Even before the preparation of the EAF for this project, the Board recognized the environmental impacts which may result from the dismantling of the wastewater treatment plant. Through the Village Superintendent of the Department of Public Works, communications were established with the Department of Environmental Conservation which, by letter dated November 1, 1999, specifically addressed concerns raised regarding solid waste removal in connection with the demolition of the plant. Notably, the generation of such solid waste was addressed and discussed in the EAF. Further indicated therein was a preliminary analysis by the Board that construction of the proposed fire station on such site would have a “small to moderate” impact on the surrounding land. Still prior to the adoption of the negative declaration, respondents conducted a public hearing specifically noticed to address both the location of the fire station and the environmental significance of its construction.
In our view, the Board properly weighed the comments made at the public hearing along with its research to formulate the conclusion that no substantially adverse environmental impacts were associated with the construction of the proposed fire station. As reflected in the resolution authorizing the issuance of the negative declaration, the Board considered whether there would be any substantial change in existing air quality, ground or surface water quality or quantity, or whether there would be a substantial increase in solid waste production which could effect erosion, flooding, leaching or drainage. The Board also noted that the site formerly housed the Village's wastewater treatment plant, yet such plant had been inactive since 1995; “[a]ny remaining sludge retained at the site was removed by January 2000, and the two digesters located on the site are to be removed”. Its next relevant inquiry concerned the removal or destruction of vegetation or fauna or whether there would be a “substantial interference with the movement of any resident or migratory fish or wildlife species” or impact, in any manner, on a significant habitat area. Again respondents acknowledged that the proposed site was previously developed to serve as the wastewater treatment facility and that all plant structures would have to first be removed prior to the construction of the fire station; again no impact was noted.

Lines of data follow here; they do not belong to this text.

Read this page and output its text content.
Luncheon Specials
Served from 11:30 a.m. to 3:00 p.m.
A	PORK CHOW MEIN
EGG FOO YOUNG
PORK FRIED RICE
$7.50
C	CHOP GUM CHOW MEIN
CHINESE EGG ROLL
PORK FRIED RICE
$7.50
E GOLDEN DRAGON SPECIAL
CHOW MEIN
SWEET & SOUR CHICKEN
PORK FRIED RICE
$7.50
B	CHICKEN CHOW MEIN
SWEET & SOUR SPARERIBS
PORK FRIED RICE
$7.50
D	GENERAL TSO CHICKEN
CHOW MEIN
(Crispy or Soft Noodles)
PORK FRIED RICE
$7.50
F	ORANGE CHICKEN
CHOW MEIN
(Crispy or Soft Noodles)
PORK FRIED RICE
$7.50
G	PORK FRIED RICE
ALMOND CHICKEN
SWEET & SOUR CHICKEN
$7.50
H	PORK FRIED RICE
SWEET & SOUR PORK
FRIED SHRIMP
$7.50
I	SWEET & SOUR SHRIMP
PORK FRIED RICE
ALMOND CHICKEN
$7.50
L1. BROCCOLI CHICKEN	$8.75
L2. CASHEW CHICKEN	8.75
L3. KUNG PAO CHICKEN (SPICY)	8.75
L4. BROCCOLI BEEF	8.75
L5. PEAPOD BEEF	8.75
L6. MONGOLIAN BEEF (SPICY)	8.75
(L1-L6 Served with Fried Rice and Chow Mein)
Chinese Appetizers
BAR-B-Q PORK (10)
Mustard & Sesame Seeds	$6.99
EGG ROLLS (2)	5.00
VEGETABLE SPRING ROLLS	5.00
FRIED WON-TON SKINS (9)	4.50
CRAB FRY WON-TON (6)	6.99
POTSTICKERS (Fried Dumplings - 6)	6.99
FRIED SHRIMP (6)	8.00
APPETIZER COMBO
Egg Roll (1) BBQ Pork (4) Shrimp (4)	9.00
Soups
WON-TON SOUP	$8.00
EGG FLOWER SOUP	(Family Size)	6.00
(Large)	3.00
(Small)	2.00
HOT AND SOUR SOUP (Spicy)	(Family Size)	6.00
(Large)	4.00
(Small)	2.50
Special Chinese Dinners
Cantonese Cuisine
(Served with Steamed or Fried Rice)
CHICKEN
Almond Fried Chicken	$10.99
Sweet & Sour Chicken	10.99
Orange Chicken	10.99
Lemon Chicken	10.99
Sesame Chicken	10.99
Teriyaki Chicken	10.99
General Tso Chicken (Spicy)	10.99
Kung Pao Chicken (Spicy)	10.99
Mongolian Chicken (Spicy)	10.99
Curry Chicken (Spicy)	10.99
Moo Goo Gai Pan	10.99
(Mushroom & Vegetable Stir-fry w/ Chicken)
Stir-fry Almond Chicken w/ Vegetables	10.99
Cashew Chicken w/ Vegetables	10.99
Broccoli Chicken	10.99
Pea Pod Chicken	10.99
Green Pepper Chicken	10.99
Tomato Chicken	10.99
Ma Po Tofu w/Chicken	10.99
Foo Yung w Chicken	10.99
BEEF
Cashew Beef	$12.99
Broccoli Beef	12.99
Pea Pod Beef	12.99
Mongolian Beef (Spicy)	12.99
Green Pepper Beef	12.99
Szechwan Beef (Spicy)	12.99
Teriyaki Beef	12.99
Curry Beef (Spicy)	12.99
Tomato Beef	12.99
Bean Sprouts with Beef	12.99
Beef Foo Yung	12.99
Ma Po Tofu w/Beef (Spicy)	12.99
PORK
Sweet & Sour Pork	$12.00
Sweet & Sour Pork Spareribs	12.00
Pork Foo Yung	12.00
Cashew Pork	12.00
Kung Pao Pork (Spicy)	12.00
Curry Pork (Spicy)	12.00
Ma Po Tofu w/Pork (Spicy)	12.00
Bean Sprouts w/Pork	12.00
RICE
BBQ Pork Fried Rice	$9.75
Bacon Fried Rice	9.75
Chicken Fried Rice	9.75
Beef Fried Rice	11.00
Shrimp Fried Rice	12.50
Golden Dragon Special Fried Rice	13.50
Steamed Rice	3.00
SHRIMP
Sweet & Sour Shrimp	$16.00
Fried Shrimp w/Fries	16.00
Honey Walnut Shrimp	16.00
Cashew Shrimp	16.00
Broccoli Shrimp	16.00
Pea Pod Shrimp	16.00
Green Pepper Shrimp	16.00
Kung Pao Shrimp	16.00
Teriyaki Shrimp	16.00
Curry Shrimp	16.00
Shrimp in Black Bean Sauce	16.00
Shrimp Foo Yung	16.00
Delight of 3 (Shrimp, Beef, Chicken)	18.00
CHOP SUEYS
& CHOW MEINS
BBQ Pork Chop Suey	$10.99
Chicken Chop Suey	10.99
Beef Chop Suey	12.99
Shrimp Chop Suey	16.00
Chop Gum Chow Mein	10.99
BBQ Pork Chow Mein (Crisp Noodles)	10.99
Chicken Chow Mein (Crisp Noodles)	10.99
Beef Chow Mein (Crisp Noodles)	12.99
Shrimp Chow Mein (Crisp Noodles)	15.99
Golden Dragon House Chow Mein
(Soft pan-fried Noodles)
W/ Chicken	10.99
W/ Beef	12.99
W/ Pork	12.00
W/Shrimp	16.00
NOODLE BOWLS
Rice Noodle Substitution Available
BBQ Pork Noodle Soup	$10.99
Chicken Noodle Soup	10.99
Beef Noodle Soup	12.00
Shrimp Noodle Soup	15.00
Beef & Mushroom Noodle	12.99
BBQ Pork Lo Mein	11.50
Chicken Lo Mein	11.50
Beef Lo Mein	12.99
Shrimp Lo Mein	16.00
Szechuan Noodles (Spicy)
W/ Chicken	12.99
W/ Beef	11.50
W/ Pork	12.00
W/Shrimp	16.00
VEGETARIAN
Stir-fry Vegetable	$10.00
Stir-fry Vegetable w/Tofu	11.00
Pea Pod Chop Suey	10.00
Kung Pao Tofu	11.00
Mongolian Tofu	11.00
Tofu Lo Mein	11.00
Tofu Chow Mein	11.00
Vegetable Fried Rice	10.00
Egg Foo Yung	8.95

These facts belie any contention that the Board segmented the two phases of this project when it identified relevant areas of environmental concern. The Board took the requisite “hard look” at all relevant issues and ultimately articulated a reasoned determination to support its decision to issue a negative declaration (see, Matter of Save the Pine Bush v. City of Albany, 70 N.Y.2d 193, 518 N.Y.S.2d 943, 512 N.E.2d 526, supra; Matter of Village of Westbury v. Department of Transp. of State, 75 N.Y.2d 62, 550 N.Y.S.2d 604, 549 N.E.2d 1175, supra; cf., Matter of Long Is. Pine Barrens Socy. v. Planning Bd. of Town of Brookhaven, 80 N.Y.2d 500, 591 N.Y.S.2d 982, 606 N.E.2d 1373, supra; Matter of Stewart Park & Reserve Coalition v. New York State Dept. of Transp., 157 A.D.2d 1, 555 N.Y.S.2d 481, supra ).
ORDERED that the judgment is affirmed, without costs.
MERCURE, J.P., SPAIN, CARPINELLO and LAHTINEN, JJ., concur.